Cardiogenic shock is characterized by a decreased pumping ability of the heart that causes a shocklike state (ie, global hypoperfusion). Cardiogenic shock has a death rate of about 60% and is the major cause of death in patients hospitalized for a heart attack. It most commonly occurs in association with, and as a direct result of, acute myocardial infarction (AMI). The most common cause of cardiogenic shock is extensive acute myocardial infarction, although a smaller infarction in a patient with previously compromised left ventricular function may also precipitate shock. Cardiogenic shock is defined by sustained hypotension with tissue hypoperfusion despite adequate left ventricular filling pressure. Signs of tissue hypoperfusion include oliguria. Cardiogenic shock is characterized by both systolic and diastolic dysfunction. Patients who develop cardiogenic shock from acute MI consistently have evidence of progressive myocardial necrosis with infarct extension. Decreased coronary perfusion pressure and increased myocardial oxygen demand play a role in the vicious cycle that leads to cardiogenic shock.

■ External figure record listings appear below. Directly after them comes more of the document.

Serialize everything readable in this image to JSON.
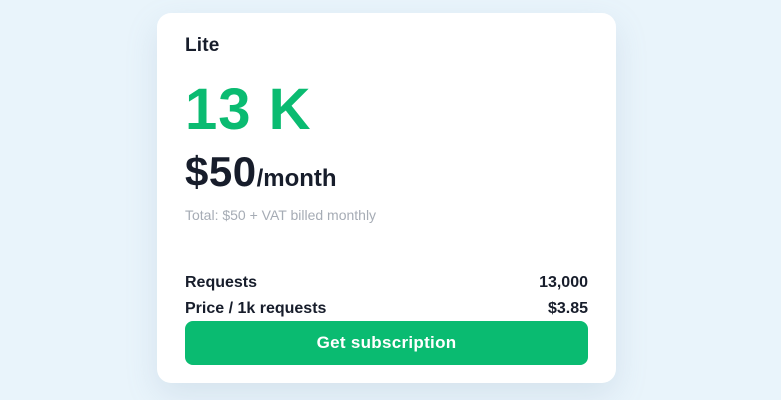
{
  "colors": {
    "accent_green": "#0abb71",
    "text_dark": "#171d2b",
    "muted_gray": "#a6acb5",
    "page_background": "#e9f4fb",
    "card_background": "#ffffff"
  },
  "card": {
    "plan_name": "Lite",
    "quota": "13 K",
    "price_amount": "$50",
    "price_period": "/month",
    "total_note": "Total: $50 + VAT billed monthly",
    "rows": [
      {
        "label": "Requests",
        "value": "13,000"
      },
      {
        "label": "Price / 1k requests",
        "value": "$3.85"
      }
    ],
    "cta_label": "Get subscription"
  }
}
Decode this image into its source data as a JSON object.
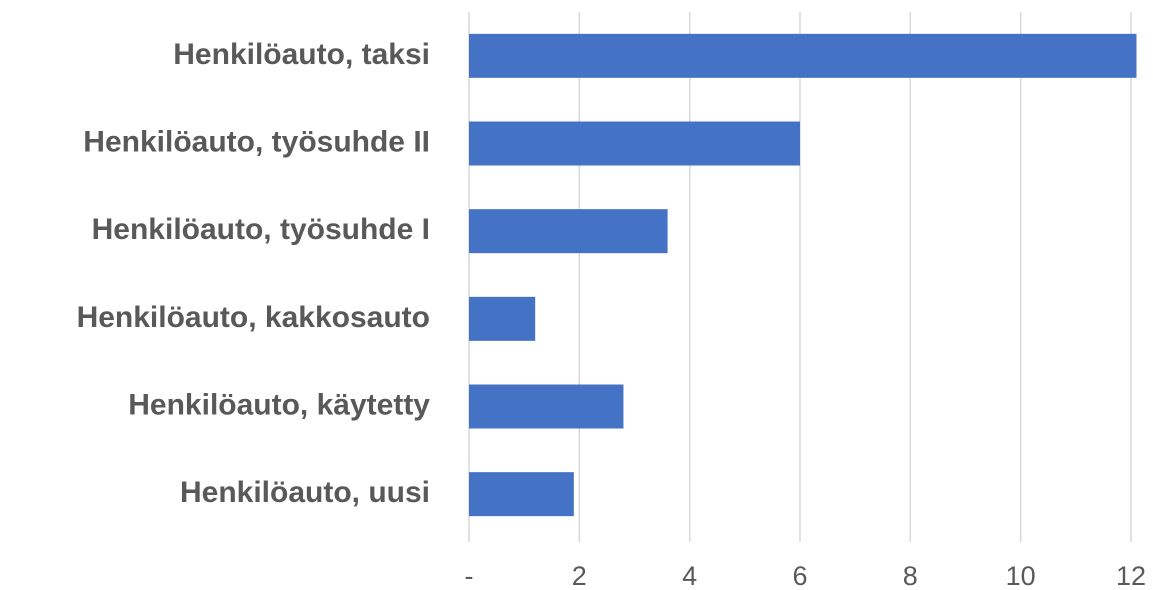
{
  "chart_data": {
    "type": "bar",
    "orientation": "horizontal",
    "categories": [
      "Henkilöauto, taksi",
      "Henkilöauto, työsuhde II",
      "Henkilöauto, työsuhde I",
      "Henkilöauto, kakkosauto",
      "Henkilöauto, käytetty",
      "Henkilöauto, uusi"
    ],
    "values": [
      12.1,
      6.0,
      3.6,
      1.2,
      2.8,
      1.9
    ],
    "color": "#4472c4",
    "xlim": [
      0,
      12.2
    ],
    "xticks": [
      {
        "value": 0,
        "label": "-"
      },
      2,
      4,
      6,
      8,
      10,
      12
    ],
    "grid": true
  }
}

Cardiogenic shock occurs in 8.6% of patients with ST-segment elevation MI with 29% of those presenting to the hospital already in shock. It occurs only in 2% of non–ST-segment elevation MI. Outcomes significantly improve only when rapid revascularization can be achieved. The recent SHOCK trial demonstrated that overall mortality when revascularization occurs is 38%. When rapid revascularization is not attempted, mortality rates approach 70%. Cardiogenic shock can also be caused by mechanical complications—such as acute mitral regurgitation, rupture of the interventricular septum, or rupture of the free wall—or by large right ventricular infarctions. Myocardial ischemia causes a decrease in contractile function, which leads to left ventricular dysfunction and decreased arterial pressure; these, in turn, exacerbate the myocardial ischemia. The overall incidence of cardiogenic shock is higher in men compared to women because of the increased prevalence of coronary artery disease in males.

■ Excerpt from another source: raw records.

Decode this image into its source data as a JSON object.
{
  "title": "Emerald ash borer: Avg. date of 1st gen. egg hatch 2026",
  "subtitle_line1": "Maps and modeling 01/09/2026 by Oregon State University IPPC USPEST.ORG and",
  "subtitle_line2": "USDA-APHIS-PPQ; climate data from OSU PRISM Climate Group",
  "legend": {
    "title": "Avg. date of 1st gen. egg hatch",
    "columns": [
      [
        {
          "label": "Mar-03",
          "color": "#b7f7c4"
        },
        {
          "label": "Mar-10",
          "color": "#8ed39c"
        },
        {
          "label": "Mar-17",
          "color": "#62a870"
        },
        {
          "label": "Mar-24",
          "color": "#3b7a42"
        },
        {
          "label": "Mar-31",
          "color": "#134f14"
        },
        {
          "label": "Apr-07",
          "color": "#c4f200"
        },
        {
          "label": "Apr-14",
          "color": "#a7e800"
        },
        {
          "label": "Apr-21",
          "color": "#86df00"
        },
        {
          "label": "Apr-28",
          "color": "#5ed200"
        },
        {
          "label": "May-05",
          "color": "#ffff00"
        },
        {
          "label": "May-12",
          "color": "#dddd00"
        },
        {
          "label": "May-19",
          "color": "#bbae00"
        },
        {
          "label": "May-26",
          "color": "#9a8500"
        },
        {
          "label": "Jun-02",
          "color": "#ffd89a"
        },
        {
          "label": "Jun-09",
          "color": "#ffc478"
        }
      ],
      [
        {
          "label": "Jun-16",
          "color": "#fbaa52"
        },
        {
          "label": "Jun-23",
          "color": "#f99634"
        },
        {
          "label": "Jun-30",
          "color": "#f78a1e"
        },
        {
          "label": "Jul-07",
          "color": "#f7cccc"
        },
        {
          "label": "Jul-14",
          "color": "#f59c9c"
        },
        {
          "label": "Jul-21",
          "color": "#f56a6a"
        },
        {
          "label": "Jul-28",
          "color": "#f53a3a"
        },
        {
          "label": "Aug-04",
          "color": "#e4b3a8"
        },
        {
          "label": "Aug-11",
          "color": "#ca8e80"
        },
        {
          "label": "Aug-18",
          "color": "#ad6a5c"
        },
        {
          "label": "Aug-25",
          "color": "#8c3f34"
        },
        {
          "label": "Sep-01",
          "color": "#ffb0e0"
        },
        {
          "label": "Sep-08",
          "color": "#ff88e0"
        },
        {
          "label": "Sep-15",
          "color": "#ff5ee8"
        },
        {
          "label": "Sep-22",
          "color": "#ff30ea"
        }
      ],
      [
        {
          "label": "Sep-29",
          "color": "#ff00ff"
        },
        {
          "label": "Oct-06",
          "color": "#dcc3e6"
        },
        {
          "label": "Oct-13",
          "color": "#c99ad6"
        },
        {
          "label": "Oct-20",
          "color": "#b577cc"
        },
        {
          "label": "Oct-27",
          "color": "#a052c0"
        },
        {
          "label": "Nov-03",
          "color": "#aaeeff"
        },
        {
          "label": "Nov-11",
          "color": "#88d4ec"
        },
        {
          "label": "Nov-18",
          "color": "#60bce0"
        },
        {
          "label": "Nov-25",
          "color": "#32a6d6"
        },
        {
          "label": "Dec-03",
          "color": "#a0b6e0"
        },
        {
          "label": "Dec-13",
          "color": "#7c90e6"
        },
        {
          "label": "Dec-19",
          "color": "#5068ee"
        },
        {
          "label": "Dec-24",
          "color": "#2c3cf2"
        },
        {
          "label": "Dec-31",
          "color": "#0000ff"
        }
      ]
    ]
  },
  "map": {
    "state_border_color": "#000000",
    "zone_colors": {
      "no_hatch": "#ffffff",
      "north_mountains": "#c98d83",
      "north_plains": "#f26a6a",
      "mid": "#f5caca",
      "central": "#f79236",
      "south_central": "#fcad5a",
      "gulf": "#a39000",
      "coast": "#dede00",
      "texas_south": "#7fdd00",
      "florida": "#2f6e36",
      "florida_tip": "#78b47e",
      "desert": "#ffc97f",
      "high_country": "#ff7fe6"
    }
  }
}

Cardiogenic shock can be caused by disorders of the heart muscle, the valves, or the heart’s electrical conduction system. Cardiogenic shock is life threatening and requires emergency medical treatment. Dopamine, dobutamine, epinephrine, norepinephrine, amrinone, or other medications may be required to increase blood pressure and heart functioning. Echocardiography may show arrhythmia, signs of PED, ventricular septal rupture (VSR), an obstructed outflow tract or cardiomyopathy. Pain medicine may be given if necessary. Bed rest is recommended to reduce demands on the heart. Coronary artery bypass grafting. In this surgery, arteries or veins from other parts of the body are used to bypass (that is, go around) narrowed coronary arteries. The use of the IABP reduces systolic left ventricular afterload and augments diastolic coronary perfusion pressure, thereby increasing cardiac output and improving coronary artery blood flow. Heart monitoring, including hemodynamic monitoring, to guide treatment.
Treatment for Cardiogenic Shock Tips
1. Inotropic medications should be considered in systems with appropriately trained paramedical personnel.

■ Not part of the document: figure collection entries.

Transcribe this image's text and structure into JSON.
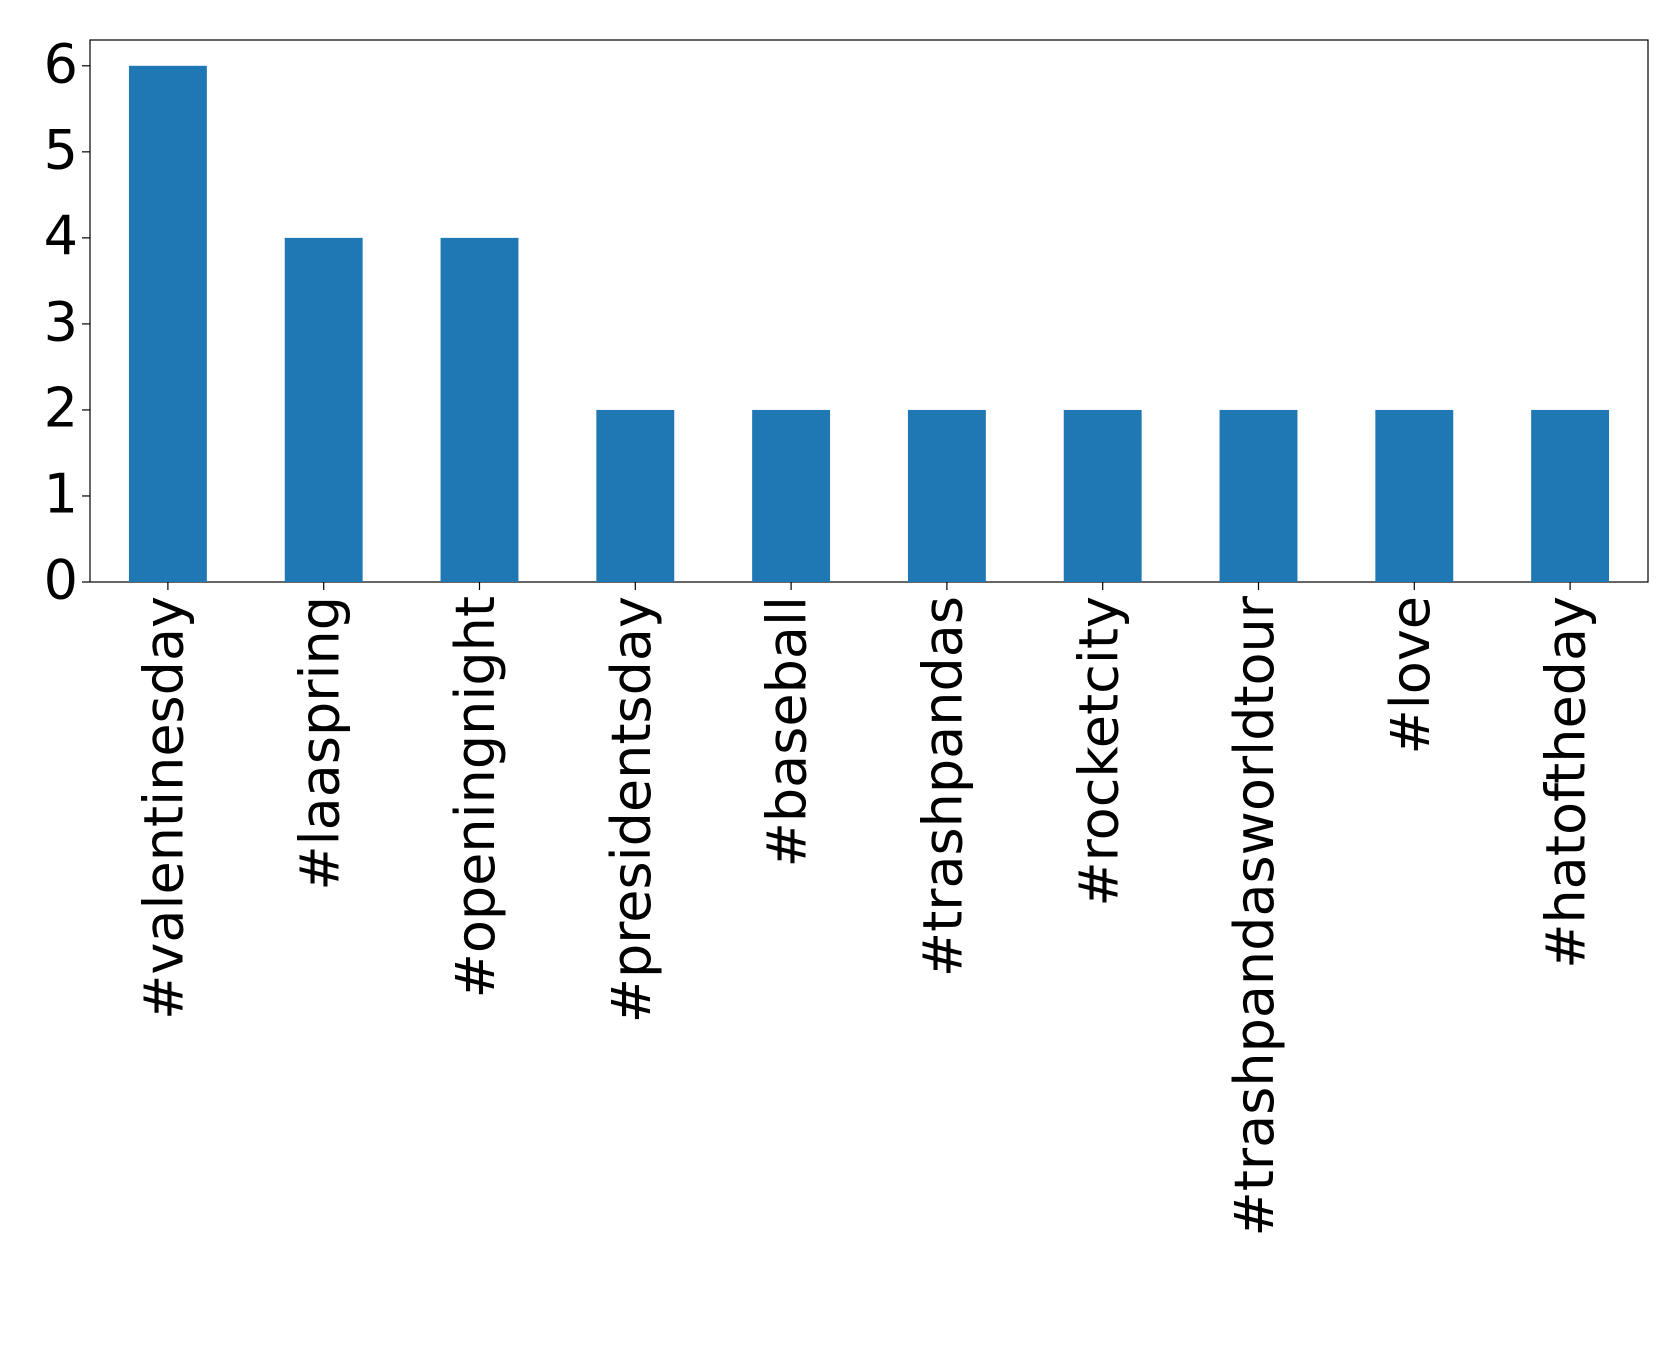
{
  "chart_data": {
    "type": "bar",
    "categories": [
      "#valentinesday",
      "#laaspring",
      "#openingnight",
      "#presidentsday",
      "#baseball",
      "#trashpandas",
      "#rocketcity",
      "#trashpandasworldtour",
      "#love",
      "#hatoftheday"
    ],
    "values": [
      6,
      4,
      4,
      2,
      2,
      2,
      2,
      2,
      2,
      2
    ],
    "color": "#1f77b4",
    "ylim": [
      0,
      6.3
    ],
    "yticks": [
      0,
      1,
      2,
      3,
      4,
      5,
      6
    ],
    "grid": false
  }
}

2. In case of cardiac arrhythmia several anti-arrhythmic agents may be administered, i.e. adenosine, verapamil, amiodarone, ß-blocker.
3. Balloon angioplasty (PTCA) may be an alternative to surgery in some cases.
4. Oxygen reduces the workload of the heart by reducing tissue demands for blood flow.
5. Heart monitoring, including hemodynamic monitoring, to guide treatment
6. Coronary artery bypass grafting. In this surgery, arteries or veins from other parts of the body are used to bypass (that is, go around) narrowed coronary arteries.